Лекарство для тещи — страница 21 из 26

Так вот, самым последним слово попросил этот самый участковый. Замначальника ГОВД Рахимов, пристально смотря в глаза Каблукову, как бы ненароком смахнул со своего погона пылинку. Каблуков ему кивнул: дескать, «будь спок». И торжественно начал:

— Я тут много чего хорошего слышал про нашего начальника. И со многим, можно сказать, согласен…

Рахимов облегченно вздохнул.

— Но ведь у каждой медали есть оборотная сторона, — продолжает между тем лейтенант, а сам весь распрямляется, становится как бы выше («Все, началось!» — понял Рахимов и зажмурился). — Почему же никто не скажет, на какие шиши наш подполковник построил себе особняк за полтора миллиона баксов, ездит на «Мерседесе», который мы, даже если скинемся всем горотделом, никогда не сможем купить. Разве что за общую годовую зарплату…

В зале повисла мертвая тишина, в которой был слышен даже шорох мурашек, забегавших по спине Рахимова. А подполковник Мерзляев поперхнулся маслиной и начал багроветь.

— И разве кто-нибудь сможет спросить нашего начальника, почему это наш отдел по борьбе с экономическими преступлениями нещадно гоняет бабулек с укропом-редиской, а на базаре торгуют только лица кавказской национальности, и не одной? — гремел Каблуков. — Не потому ли, что у рынка, кроме собственной крыши, есть еще одна — милицейская? Кому хватит смелости заявить, почему наши следователи и оперативники добиваются роста раскрытия преступлений не тем, что ловят настоящих бандитов и убийц, а тем, что выбивают нужные признания из случайных людей или мелких жуликов?..

Начальник угрозыска откусил край стакана и громко захрустел им, с ненавистью глядя на все распаляющегося Каблукова. А тот, похоже, уже потерял всякий страх, хотя и выпил-то вроде совсем чуть-чуть.

— Или кто может прямо рубануть, что почти со всеми молоденькими сотрудницами горотдела у начальника неуставные отношения? — продолжал свой обличительный спич участковый (при этих словах жена подполковника закатила глаза и сползла под стол). — Что с подчиненными он ведет себя по-хамски, а с вышестоящими — по-лакейски?.. Ну, так кто все это осмелится сказать не за спиной нашего дорогого начальника, а прямо ему в глаза?

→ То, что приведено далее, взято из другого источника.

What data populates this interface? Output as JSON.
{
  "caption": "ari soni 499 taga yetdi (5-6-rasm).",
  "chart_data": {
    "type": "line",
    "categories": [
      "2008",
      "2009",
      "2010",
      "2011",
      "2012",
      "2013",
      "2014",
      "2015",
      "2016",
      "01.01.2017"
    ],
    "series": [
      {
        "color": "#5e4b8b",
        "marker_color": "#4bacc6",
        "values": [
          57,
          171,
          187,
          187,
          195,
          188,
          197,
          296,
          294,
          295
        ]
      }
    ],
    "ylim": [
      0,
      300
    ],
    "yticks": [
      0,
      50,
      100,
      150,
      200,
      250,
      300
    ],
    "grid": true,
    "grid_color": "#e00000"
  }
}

Каблуков обвел суровым взглядом притихший зал. Все стояли потупившись.

— Вот и я этого не скажу. А потому очень скоро быть нашему подполковнику и полковником, и генералом! — заключил лейтенант и хлопнул стопку водки.

«Ф-фу, пронесло!» — обрадовался Рахимов и закричал:

— Пьем здоровье дорогого нашего начальника!

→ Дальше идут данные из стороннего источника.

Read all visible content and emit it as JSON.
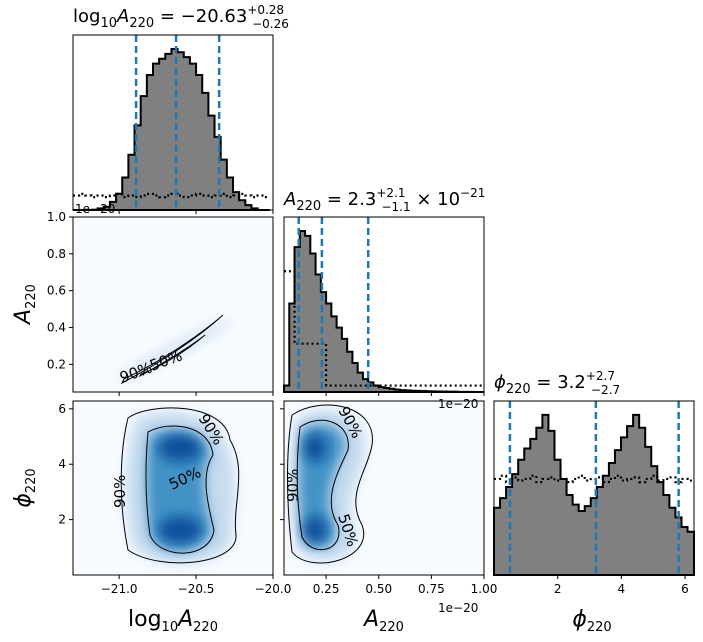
{
  "chart_data": {
    "type": "corner",
    "parameters": [
      {
        "id": "logA",
        "title": {
          "main": "log",
          "sub1": "10",
          "italic": "A",
          "sub2": "220",
          "eq": " = −20.63",
          "plus": "+0.28",
          "minus": "−0.26"
        },
        "axis_label": {
          "main": "log",
          "sub1": "10",
          "italic": "A",
          "sub2": "220"
        },
        "range": [
          -21.3,
          -20.0
        ],
        "ticks": [
          -21.0,
          -20.5,
          -20.0
        ],
        "tick_labels": [
          "−21.0",
          "−20.5",
          "−20.0"
        ],
        "quantiles": [
          -20.89,
          -20.63,
          -20.35
        ],
        "hist_bins": [
          -21.3,
          -21.26,
          -21.22,
          -21.18,
          -21.14,
          -21.1,
          -21.06,
          -21.02,
          -20.98,
          -20.94,
          -20.9,
          -20.86,
          -20.82,
          -20.78,
          -20.74,
          -20.7,
          -20.66,
          -20.62,
          -20.58,
          -20.54,
          -20.5,
          -20.46,
          -20.42,
          -20.38,
          -20.34,
          -20.3,
          -20.26,
          -20.22,
          -20.18,
          -20.14,
          -20.1,
          -20.06,
          -20.02
        ],
        "hist_values": [
          0.0,
          0.0,
          0.0,
          0.0,
          0.01,
          0.02,
          0.05,
          0.1,
          0.2,
          0.34,
          0.52,
          0.7,
          0.83,
          0.9,
          0.93,
          0.96,
          0.99,
          0.97,
          0.94,
          0.9,
          0.83,
          0.72,
          0.58,
          0.45,
          0.31,
          0.2,
          0.11,
          0.06,
          0.03,
          0.01,
          0.0,
          0.0
        ],
        "prior_values": [
          0.09,
          0.1,
          0.09,
          0.08,
          0.09,
          0.08,
          0.09,
          0.1,
          0.08,
          0.09,
          0.08,
          0.09,
          0.1,
          0.09,
          0.08,
          0.09,
          0.1,
          0.09,
          0.08,
          0.09,
          0.1,
          0.09,
          0.08,
          0.09,
          0.1,
          0.08,
          0.09,
          0.1,
          0.09,
          0.08,
          0.09,
          0.08
        ]
      },
      {
        "id": "A",
        "title": {
          "italic": "A",
          "sub2": "220",
          "eq": " = 2.3",
          "plus": "+2.1",
          "minus": "−1.1",
          "tail": " × 10",
          "exp": "−21"
        },
        "axis_label": {
          "italic": "A",
          "sub2": "220"
        },
        "range": [
          0.05,
          1.0
        ],
        "ticks": [
          0.25,
          0.5,
          0.75,
          1.0
        ],
        "tick_labels": [
          "0.25",
          "0.50",
          "0.75",
          "1.00"
        ],
        "yticks": [
          0.2,
          0.4,
          0.6,
          0.8,
          1.0
        ],
        "ytick_labels": [
          "0.2",
          "0.4",
          "0.6",
          "0.8",
          "1.0"
        ],
        "offset_text": "1e−20",
        "quantiles": [
          0.12,
          0.23,
          0.45
        ],
        "hist_bins": [
          0.05,
          0.075,
          0.1,
          0.125,
          0.15,
          0.175,
          0.2,
          0.225,
          0.25,
          0.275,
          0.3,
          0.325,
          0.35,
          0.375,
          0.4,
          0.425,
          0.45,
          0.475,
          0.5,
          0.525,
          0.55,
          0.575,
          0.6,
          0.625,
          0.65,
          0.675,
          0.7,
          0.725,
          0.75,
          0.775,
          0.8,
          0.825,
          0.85,
          0.875,
          0.9,
          0.925,
          0.95,
          0.975,
          1.0
        ],
        "hist_values": [
          0.04,
          0.55,
          0.9,
          1.0,
          0.97,
          0.86,
          0.73,
          0.62,
          0.55,
          0.47,
          0.4,
          0.33,
          0.25,
          0.18,
          0.12,
          0.08,
          0.06,
          0.04,
          0.03,
          0.025,
          0.02,
          0.015,
          0.012,
          0.01,
          0.008,
          0.007,
          0.006,
          0.005,
          0.004,
          0.003,
          0.003,
          0.002,
          0.002,
          0.001,
          0.001,
          0.001,
          0.0,
          0.0
        ],
        "prior_values": [
          0.75,
          0.75,
          0.3,
          0.3,
          0.3,
          0.3,
          0.3,
          0.3,
          0.04,
          0.04,
          0.04,
          0.04,
          0.04,
          0.04,
          0.04,
          0.04,
          0.04,
          0.04,
          0.04,
          0.04,
          0.04,
          0.04,
          0.04,
          0.04,
          0.04,
          0.04,
          0.04,
          0.04,
          0.04,
          0.04,
          0.04,
          0.04,
          0.04,
          0.04,
          0.04,
          0.04,
          0.04,
          0.04
        ]
      },
      {
        "id": "phi",
        "title": {
          "italic": "ϕ",
          "sub2": "220",
          "eq": " = 3.2",
          "plus": "+2.7",
          "minus": "−2.7"
        },
        "axis_label": {
          "italic": "ϕ",
          "sub2": "220"
        },
        "range": [
          0.0,
          6.283
        ],
        "ticks": [
          2,
          4,
          6
        ],
        "tick_labels": [
          "2",
          "4",
          "6"
        ],
        "yticks": [
          2,
          4,
          6
        ],
        "ytick_labels": [
          "2",
          "4",
          "6"
        ],
        "quantiles": [
          0.5,
          3.2,
          5.8
        ],
        "hist_bins": [
          0.0,
          0.19,
          0.38,
          0.57,
          0.76,
          0.95,
          1.14,
          1.33,
          1.52,
          1.71,
          1.9,
          2.09,
          2.28,
          2.47,
          2.66,
          2.85,
          3.04,
          3.23,
          3.42,
          3.61,
          3.8,
          3.99,
          4.18,
          4.37,
          4.56,
          4.75,
          4.94,
          5.13,
          5.32,
          5.51,
          5.7,
          5.89,
          6.08,
          6.283
        ],
        "hist_values": [
          0.42,
          0.48,
          0.55,
          0.63,
          0.72,
          0.79,
          0.85,
          0.92,
          1.0,
          0.9,
          0.72,
          0.6,
          0.5,
          0.44,
          0.4,
          0.43,
          0.48,
          0.55,
          0.62,
          0.7,
          0.78,
          0.86,
          0.93,
          1.0,
          0.92,
          0.8,
          0.68,
          0.58,
          0.5,
          0.42,
          0.36,
          0.3,
          0.27
        ],
        "prior_values": [
          0.6,
          0.62,
          0.58,
          0.61,
          0.59,
          0.6,
          0.62,
          0.58,
          0.6,
          0.61,
          0.59,
          0.6,
          0.58,
          0.6,
          0.62,
          0.59,
          0.6,
          0.61,
          0.58,
          0.6,
          0.62,
          0.59,
          0.6,
          0.61,
          0.58,
          0.6,
          0.62,
          0.59,
          0.6,
          0.61,
          0.58,
          0.6,
          0.59
        ]
      }
    ],
    "offset_text_logA": "1e−20",
    "contour_levels": [
      "50%",
      "90%"
    ],
    "colors": {
      "hist_fill": "#808080",
      "hist_edge": "#000000",
      "quantile_line": "#1f77b4",
      "density": "#08519c"
    }
  }
}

— И чтобы все сбылось, как только что сказал здесь участковый Каблуков, — добавил сам подполковник Мерзляев, на щеках которого вновь заиграл здоровый румянец. — Старший лейтенант Каблуков…

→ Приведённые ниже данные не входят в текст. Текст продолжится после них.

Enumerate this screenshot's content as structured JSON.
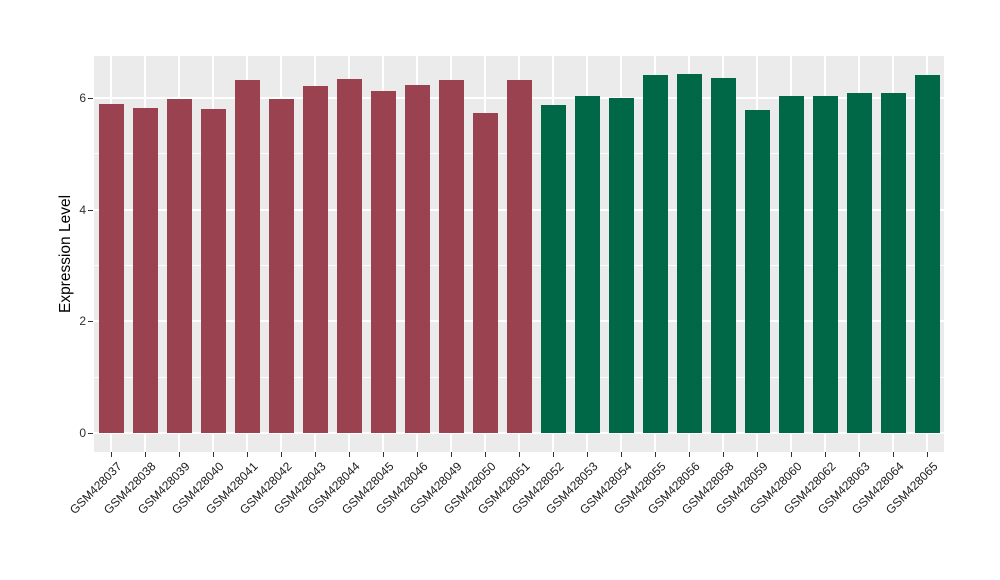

Вот так на сорок втором году жизни Каблуков неожиданно для себя получил долгожданное повышение по службе. Но на фуршеты его с тех пор больше не приглашают…

Повестка

— Кто там?

— Откройте, мы из военкомата!

— С каким еще автоматом?

— Да не с автоматом мы, не с а-вто-ма-том!

— А, так вы с матом? Нет, не пустим, у нас матом не ругаются!

— Да кто ругается? Никто не ругается! Откройте, мы из военного комиссариата!

— Откуда, откуда?

— Да из военкомата же!

— А, из военкома-а-та! Так бы и говорили. А что вам нужно?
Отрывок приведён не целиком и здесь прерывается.